Regular expressions are a powerful tool for finding, examining and/or modifying text. Regular expressions themselves are, with a general pattern notation almost like a mini programming language, allowing you to define and parse text. They enable you to search for patterns within a string, extracting matches flexible and precise. However, you should note that because regular expressions are more powerful, they also suffer from added overhead and are slower than the more basic string functions. You should make careful consideration and only use regular expressions if you have a particular need.
PHP supports two different types of regular expressions: POSIX-extended and Perl-Compatible Regular Expressions (PCRE). The PCRE functions are more commonly used, are more powerful than the POSIX ones and faster as well
In a regular expression, most characters match only themselves. For instance, if you search for the regular expression “foo” in the string “only a fool does not use regular expressions” you get a match because “foo” occurs in that string. Some characters have a special meaning. For instance, the dollar sign ($) is used to match strings that end with the given pattern. Similarly, a caret (^) character at the beginning of a regular expression indicates that it must match the beginning of the string. Characters that match themselves are called literals while characters that have special meanings are called metacharacters.
The dot (.) metacharacter matches any single character except newline (\). Hence, the pattern h.t matches hat, hothit, hut and h7t. The vertical pipe (|) metacharacter is used for alternatives in a regular expression. It behaves much like a logical OR operator and you should use it if you want to construct a pattern that matches more than one set of characters. For instance, the pattern Monday|Tuesday|Wednesday matches strings that contain “Monday” or “Tuesday” or “Wednesday”. Parentheses are used to group sequences. For example, (fri|satur)day matches “friday” or “saturday”. Using parentheses to group characters for alternation is called grouping.
If we want to match a literal metacharacter in a pattern, we have to escape it with a backslash.
To specify a set of acceptable characters in a pattern, we can either build a character class ourself, or use a predefined one. A character class lets us represent a bunch of characters as a single item. We can build our own character class by enclosing the acceptable characters in square brackets.
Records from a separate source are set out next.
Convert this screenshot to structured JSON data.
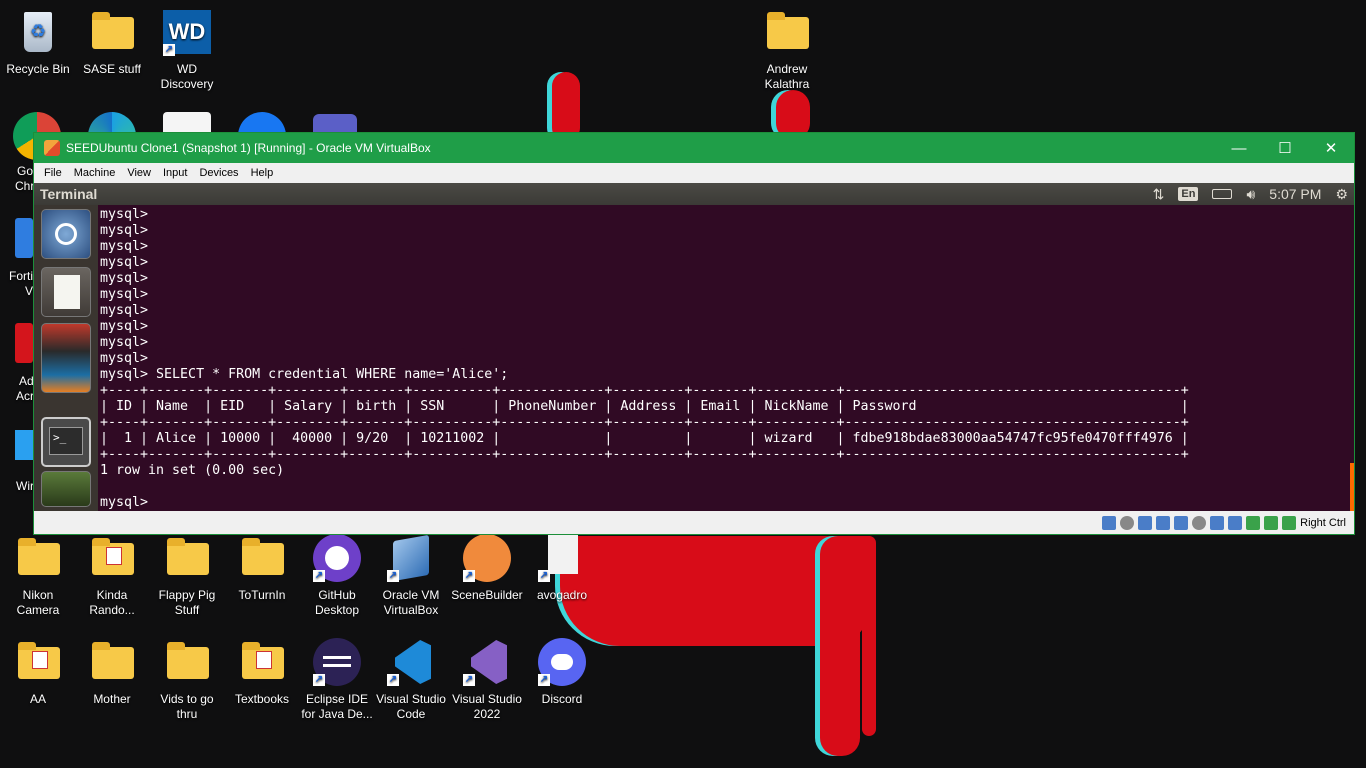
{
  "desktop": {
    "icons_top": [
      {
        "label": "Recycle Bin",
        "icon": "recycle-bin-icon"
      },
      {
        "label": "SASE stuff",
        "icon": "folder-icon"
      },
      {
        "label": "WD\nDiscovery",
        "icon": "wd-discovery-icon"
      },
      {
        "label": "Andrew\nKalathra",
        "icon": "folder-icon"
      }
    ],
    "icons_left_partial": [
      "Go",
      "Chr",
      "Forti",
      "V",
      "Ad",
      "Acr",
      "Wir"
    ],
    "icons_row1": [
      {
        "label": "Nikon\nCamera",
        "icon": "folder-icon"
      },
      {
        "label": "Kinda\nRando...",
        "icon": "folder-icon"
      },
      {
        "label": "Flappy Pig\nStuff",
        "icon": "folder-icon"
      },
      {
        "label": "ToTurnIn",
        "icon": "folder-icon"
      },
      {
        "label": "GitHub\nDesktop",
        "icon": "github-icon"
      },
      {
        "label": "Oracle VM\nVirtualBox",
        "icon": "virtualbox-icon"
      },
      {
        "label": "SceneBuilder",
        "icon": "scenebuilder-icon"
      },
      {
        "label": "avogadro",
        "icon": "file-icon"
      }
    ],
    "icons_row2": [
      {
        "label": "AA",
        "icon": "folder-icon"
      },
      {
        "label": "Mother",
        "icon": "folder-icon"
      },
      {
        "label": "Vids to go\nthru",
        "icon": "folder-icon"
      },
      {
        "label": "Textbooks",
        "icon": "folder-icon"
      },
      {
        "label": "Eclipse IDE\nfor Java De...",
        "icon": "eclipse-icon"
      },
      {
        "label": "Visual Studio\nCode",
        "icon": "vscode-icon"
      },
      {
        "label": "Visual Studio\n2022",
        "icon": "visual-studio-icon"
      },
      {
        "label": "Discord",
        "icon": "discord-icon"
      }
    ]
  },
  "vbox": {
    "title": "SEEDUbuntu Clone1 (Snapshot 1) [Running] - Oracle VM VirtualBox",
    "controls": {
      "minimize": "—",
      "maximize": "☐",
      "close": "✕"
    },
    "menu": [
      "File",
      "Machine",
      "View",
      "Input",
      "Devices",
      "Help"
    ],
    "status_host_key": "Right Ctrl",
    "accent": "#1f9e48"
  },
  "ubuntu_panel": {
    "title": "Terminal",
    "keyboard": "En",
    "time": "5:07 PM",
    "icons": [
      "network-arrows-icon",
      "battery-icon",
      "volume-icon",
      "settings-gear-icon"
    ]
  },
  "launcher": [
    "ubuntu-dash-icon",
    "text-editor-icon",
    "stacked-apps-icon",
    "firefox-icon",
    "terminal-icon",
    "wireshark-icon"
  ],
  "terminal": {
    "lines": [
      "mysql>",
      "mysql>",
      "mysql>",
      "mysql>",
      "mysql>",
      "mysql>",
      "mysql>",
      "mysql>",
      "mysql>",
      "mysql>",
      "mysql> SELECT * FROM credential WHERE name='Alice';",
      "+----+-------+-------+--------+-------+----------+-------------+---------+-------+----------+------------------------------------------+",
      "| ID | Name  | EID   | Salary | birth | SSN      | PhoneNumber | Address | Email | NickName | Password                                 |",
      "+----+-------+-------+--------+-------+----------+-------------+---------+-------+----------+------------------------------------------+",
      "|  1 | Alice | 10000 |  40000 | 9/20  | 10211002 |             |         |       | wizard   | fdbe918bdae83000aa54747fc95fe0470fff4976 |",
      "+----+-------+-------+--------+-------+----------+-------------+---------+-------+----------+------------------------------------------+",
      "1 row in set (0.00 sec)",
      "",
      "mysql> "
    ],
    "background": "#300a24"
  }
}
A character class matches any one of the characters in the class. For example a character class [abc] matches a, b or c. To define a range of characters, we just add the first and last characters separated by hyphen. For example, to match all alphanumeric characters: [a-zA-Z0-9]. We can also create a negated character class, which matches any character that is not in the class. To create a negated character class, we start the character class with ^: [^0-9].
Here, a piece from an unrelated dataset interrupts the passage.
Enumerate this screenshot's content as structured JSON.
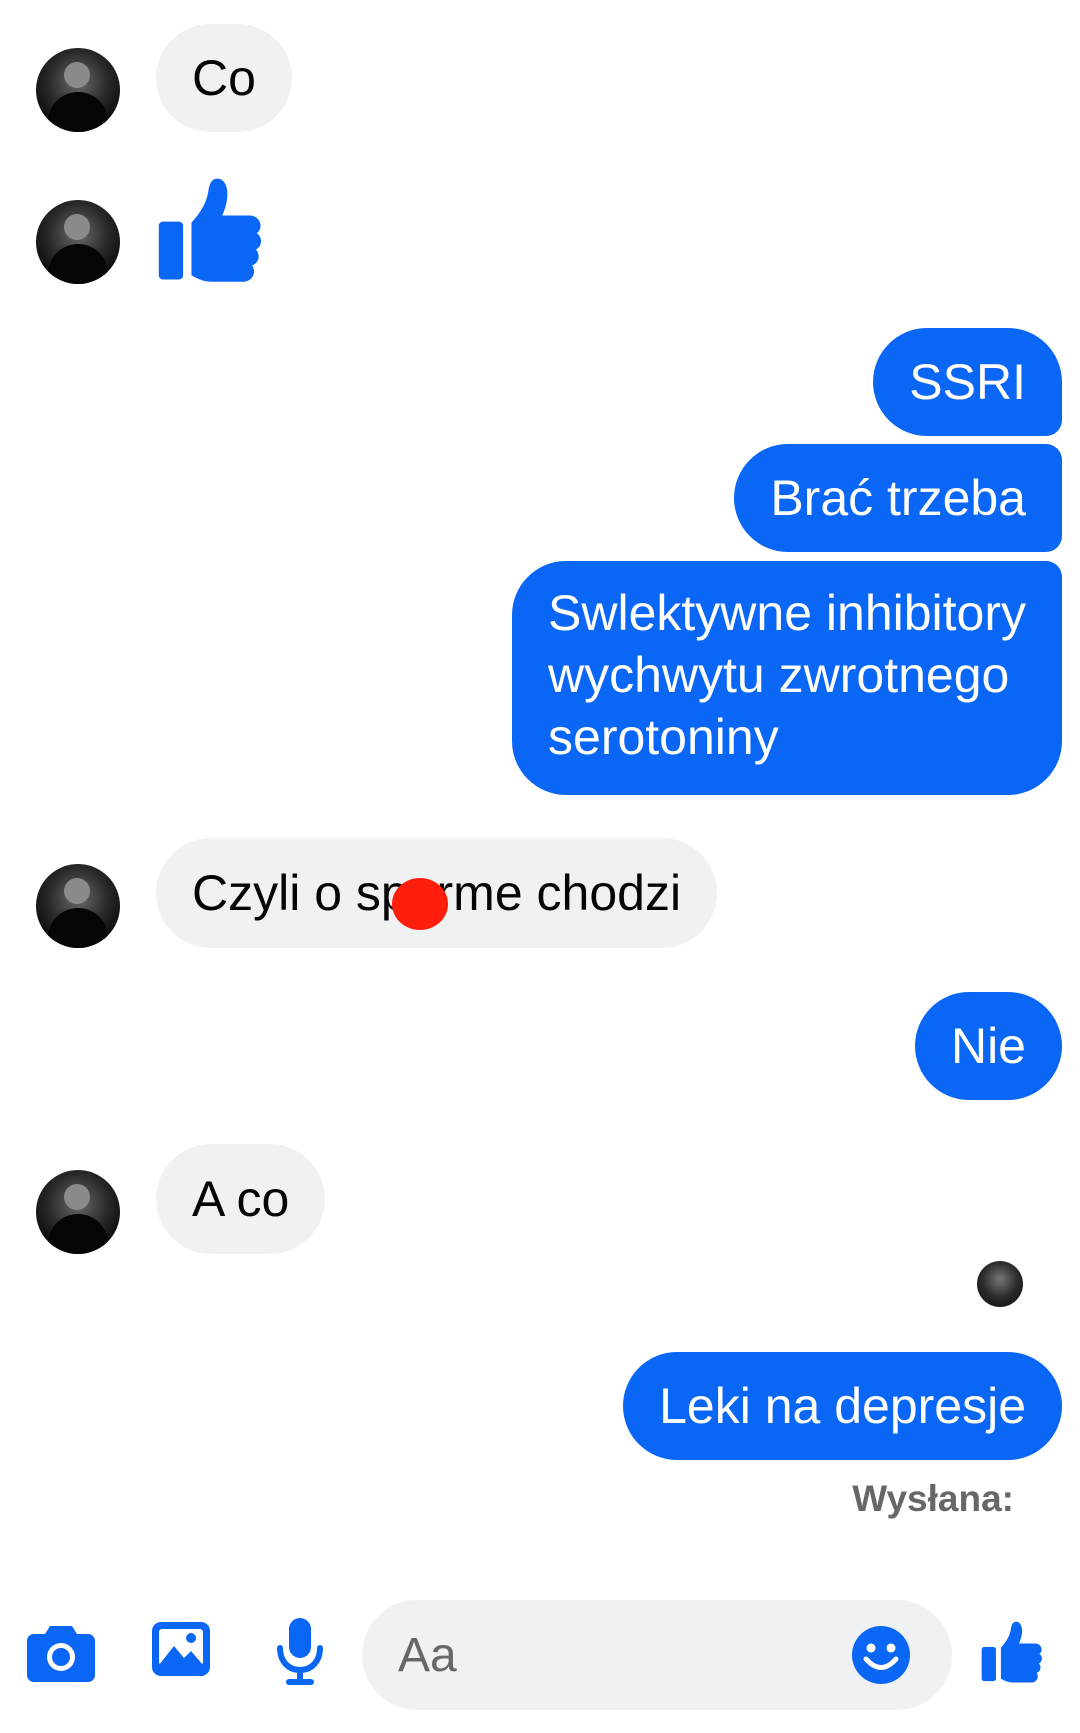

Metacharacters +, *, ?, and {} affect the number of times a pattern should be matched. + means “Match one or more of the preceding expression”, * means “Match zero or more of the preceding expression”, and ? means “Match zero or one of the preceding expression”. Curly braces {} are be used differently. With a single integer, {n} means “match exactly n occurrences of the preceding expression”, with one integer and a comma, {n,} means “match n or more occurrences of the preceding expression”, and with two comma-separated integers {n,m} means “match the previous character if it occurs at least n times, but no more than m times”.